2. DE SITUATIE ZONDER ONGEVAL
Klachten, afwijkingen en beperkingen voor ongeval:
a. Bestonden voor het ongeval bij de onderzochte reeds klachten en afwijkingen op uw vakgebied die de onderzochte thans nog steeds heeft?
Betrokkene was bekend met migraineaanvallen die echter met een vrij lage frequentie optreden. De frequentie van deze migraineaanvallen is sinds het ongeval sterk toegenomen.
(…)
Klachten, afwijkingen en beperkingen zonder ongeval
c. Zijn er daarnaast op uw vakgebied klachten en afwijkingen die er ook zouden zijn geweest of op enig moment ook hadden kunnen ontstaan als het ongeval de onderzochte niet was overkomen?
Ja. Ook zonder ongeval zou betrokkene last hebben gehouden van haar migraine.

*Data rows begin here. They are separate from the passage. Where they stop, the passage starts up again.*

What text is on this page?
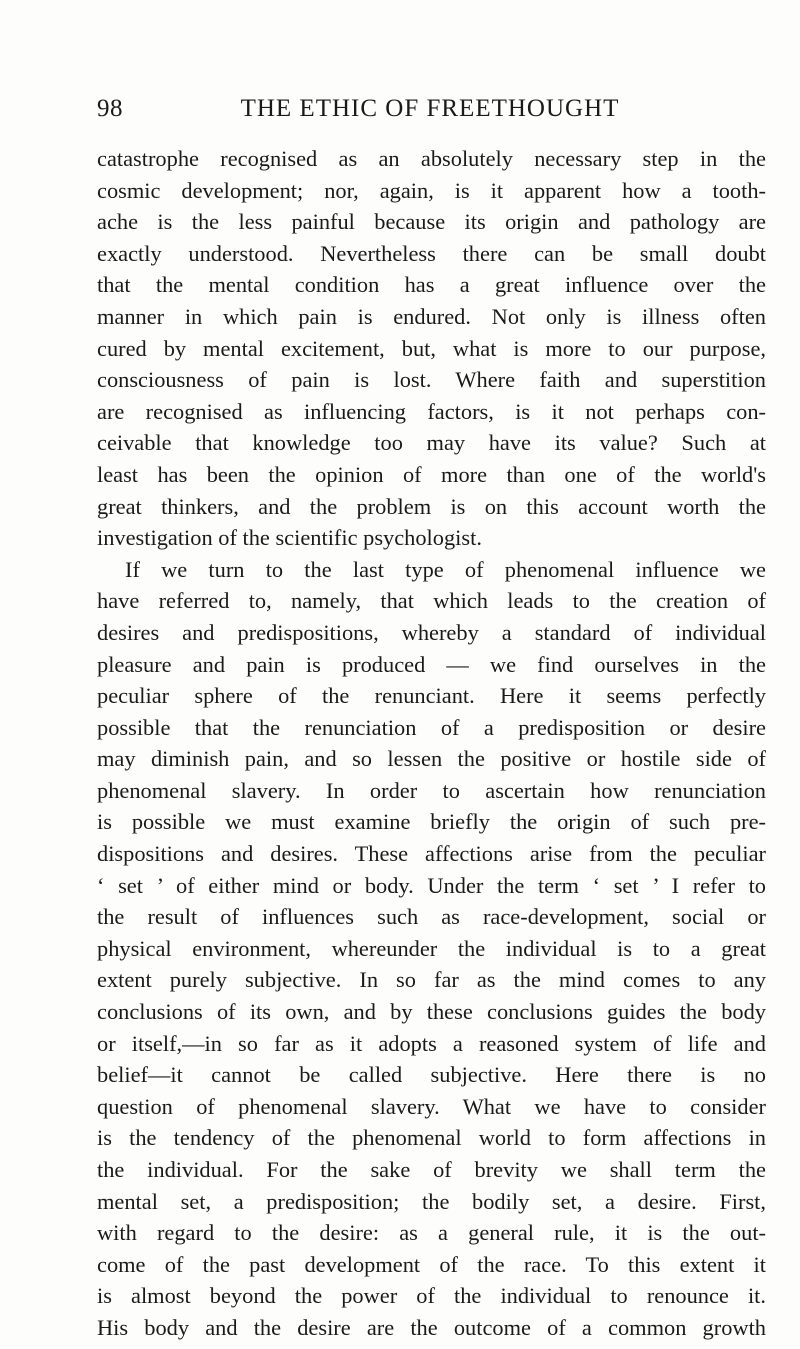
98	THE ETHIC OF FREETHOUGHT
catastrophe recognised as an absolutely necessary step in the
cosmic development; nor, again, is it apparent how a tooth-
ache is the less painful because its origin and pathology are
exactly understood. Nevertheless there can be small doubt
that the mental condition has a great influence over the
manner in which pain is endured. Not only is illness often
cured by mental excitement, but, what is more to our purpose,
consciousness of pain is lost. Where faith and superstition
are recognised as influencing factors, is it not perhaps con-
ceivable that knowledge too may have its value? Such at
least has been the opinion of more than one of the world's
great thinkers, and the problem is on this account worth the
investigation of the scientific psychologist.
If we turn to the last type of phenomenal influence we
have referred to, namely, that which leads to the creation of
desires and predispositions, whereby a standard of individual
pleasure and pain is produced — we find ourselves in the
peculiar sphere of the renunciant. Here it seems perfectly
possible that the renunciation of a predisposition or desire
may diminish pain, and so lessen the positive or hostile side of
phenomenal slavery. In order to ascertain how renunciation
is possible we must examine briefly the origin of such pre-
dispositions and desires. These affections arise from the peculiar
‘ set ’ of either mind or body. Under the term ‘ set ’ I refer to
the result of influences such as race-development, social or
physical environment, whereunder the individual is to a great
extent purely subjective. In so far as the mind comes to any
conclusions of its own, and by these conclusions guides the body
or itself,—in so far as it adopts a reasoned system of life and
belief—it cannot be called subjective. Here there is no
question of phenomenal slavery. What we have to consider
is the tendency of the phenomenal world to form affections in
the individual. For the sake of brevity we shall term the
mental set, a predisposition; the bodily set, a desire. First,
with regard to the desire: as a general rule, it is the out-
come of the past development of the race. To this extent it
is almost beyond the power of the individual to renounce it.
His body and the desire are the outcome of a common growth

d. Zo ja (dus zonder ongeval ook klachten), kunt u dan een indicatie geven met welke mate van waarschijnlijkheid, op welke termijn en in welke omvang de klachten en afwijkingen dan hadden kunnen ontstaan?
Betrokkene had al tien jaar last van migraineaanvallen die in de loop der jaren niet duidelijk van karakter en frequentie waren veranderd.”